A atual conjuntura do setor elétrico brasileiro precisa ser examinada desde os seus alicerces. A discussão sobre descotização e risco hidrológico está baseada em conceitos que estão sob grande suspeita de acumularem erros históricos.

O que pretendo mostrar aqui é que as mudanças ocorridas ao longo dos últimos 25 anos na modelagem mercantil, estão repletas de vieses que, ou não foram revistos atendendo interesses comerciais, ou desprezaram acontecimentos do clima que alteram todo o conjunto de valores envolvidos na formação de preços.

  1. A crise hídrica:

Como pode ser visto no gráfico abaixo, a atual crise hídrica pode até ser a pior em 91 anos, mas jamais poderia ser considerada uma surpresa, pois o histórico de afluências dos rios do sistema SE/CO mostra situações muito semelhantes e até piores do que a atual.

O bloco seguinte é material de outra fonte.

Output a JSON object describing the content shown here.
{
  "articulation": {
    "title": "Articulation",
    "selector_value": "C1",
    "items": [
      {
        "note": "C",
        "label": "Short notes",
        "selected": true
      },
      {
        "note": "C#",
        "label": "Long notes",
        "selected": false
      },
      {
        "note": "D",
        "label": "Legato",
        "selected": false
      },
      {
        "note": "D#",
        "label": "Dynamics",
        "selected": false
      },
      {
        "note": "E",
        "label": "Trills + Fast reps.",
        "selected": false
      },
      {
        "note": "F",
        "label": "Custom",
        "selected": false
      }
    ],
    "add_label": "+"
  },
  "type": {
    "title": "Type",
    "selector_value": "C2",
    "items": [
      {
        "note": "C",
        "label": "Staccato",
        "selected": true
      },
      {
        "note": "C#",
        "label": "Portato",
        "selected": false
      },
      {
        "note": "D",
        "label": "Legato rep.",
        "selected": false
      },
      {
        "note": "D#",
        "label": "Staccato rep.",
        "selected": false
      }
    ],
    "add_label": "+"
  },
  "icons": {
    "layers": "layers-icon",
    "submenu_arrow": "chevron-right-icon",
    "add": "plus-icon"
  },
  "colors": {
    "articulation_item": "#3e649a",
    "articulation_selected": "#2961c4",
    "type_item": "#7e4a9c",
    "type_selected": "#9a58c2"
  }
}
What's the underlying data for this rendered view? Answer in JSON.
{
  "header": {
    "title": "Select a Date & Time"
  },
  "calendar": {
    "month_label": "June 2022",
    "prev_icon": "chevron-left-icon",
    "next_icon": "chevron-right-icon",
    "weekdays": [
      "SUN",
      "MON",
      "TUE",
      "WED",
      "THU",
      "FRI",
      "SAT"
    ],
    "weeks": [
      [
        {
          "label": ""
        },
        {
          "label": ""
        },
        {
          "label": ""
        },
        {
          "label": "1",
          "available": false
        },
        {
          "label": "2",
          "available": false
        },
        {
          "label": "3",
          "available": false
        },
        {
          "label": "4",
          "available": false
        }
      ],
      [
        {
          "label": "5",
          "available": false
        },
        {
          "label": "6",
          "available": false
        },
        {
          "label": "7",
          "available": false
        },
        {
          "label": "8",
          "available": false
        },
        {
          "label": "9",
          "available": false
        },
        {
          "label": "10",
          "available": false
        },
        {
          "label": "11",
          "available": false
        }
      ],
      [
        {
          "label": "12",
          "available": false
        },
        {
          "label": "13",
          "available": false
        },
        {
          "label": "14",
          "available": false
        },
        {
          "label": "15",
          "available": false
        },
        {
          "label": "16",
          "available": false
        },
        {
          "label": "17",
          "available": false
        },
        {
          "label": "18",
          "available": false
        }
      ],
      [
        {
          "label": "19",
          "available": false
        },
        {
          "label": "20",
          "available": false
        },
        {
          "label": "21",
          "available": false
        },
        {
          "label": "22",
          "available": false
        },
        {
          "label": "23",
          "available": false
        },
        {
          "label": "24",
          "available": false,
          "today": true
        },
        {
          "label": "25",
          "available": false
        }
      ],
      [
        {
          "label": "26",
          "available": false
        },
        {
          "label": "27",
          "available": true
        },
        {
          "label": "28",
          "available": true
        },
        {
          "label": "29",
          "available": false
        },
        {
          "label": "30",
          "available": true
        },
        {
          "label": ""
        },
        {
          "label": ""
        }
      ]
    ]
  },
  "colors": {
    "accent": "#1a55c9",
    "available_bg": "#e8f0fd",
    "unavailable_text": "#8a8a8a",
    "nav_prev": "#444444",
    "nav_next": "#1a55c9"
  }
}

Abaixo, dados concretos que desmontam a ideia de que a escassez hídrica é inédita! Reparem nas proporções das médias de longo termo. Na realidade, o período crítico é 1% pior do que a escassez hídrica!

Como deve ser do conhecimento do BNDES, as fórmulas abaixo mostram que o histórico de afluências de 91 anos foi estendido para 2.000 anos através de um modelo estocástico e, nessa série “histórica” ocorrem situações piores do que o período crítico e piores que a “crise hídrica”.

Portanto, não há surpresas para a metodologia que define a operação e, por consequência, nos valores envolvidos. A situação se agrava com a altamente provável influência do desmatamento nas chuvas que ocorrem na região SE/CO.

Assim, outros fatores colaboraram para o esvaziamento dos reservatórios que vem ocorrendo desde 2014. Reserva em azul e carga na linha branca.

  1. O que realmente aconteceu.

Na realidade, a experiência mercantil “termificou” o sistema brasileiro com duas concentrações de expansão térmica. Como se pode ver abaixo, a ampliação de capacidade em alguns anos se concentrou em térmicas (70% em 2004 e 2005) e 50% em 2010.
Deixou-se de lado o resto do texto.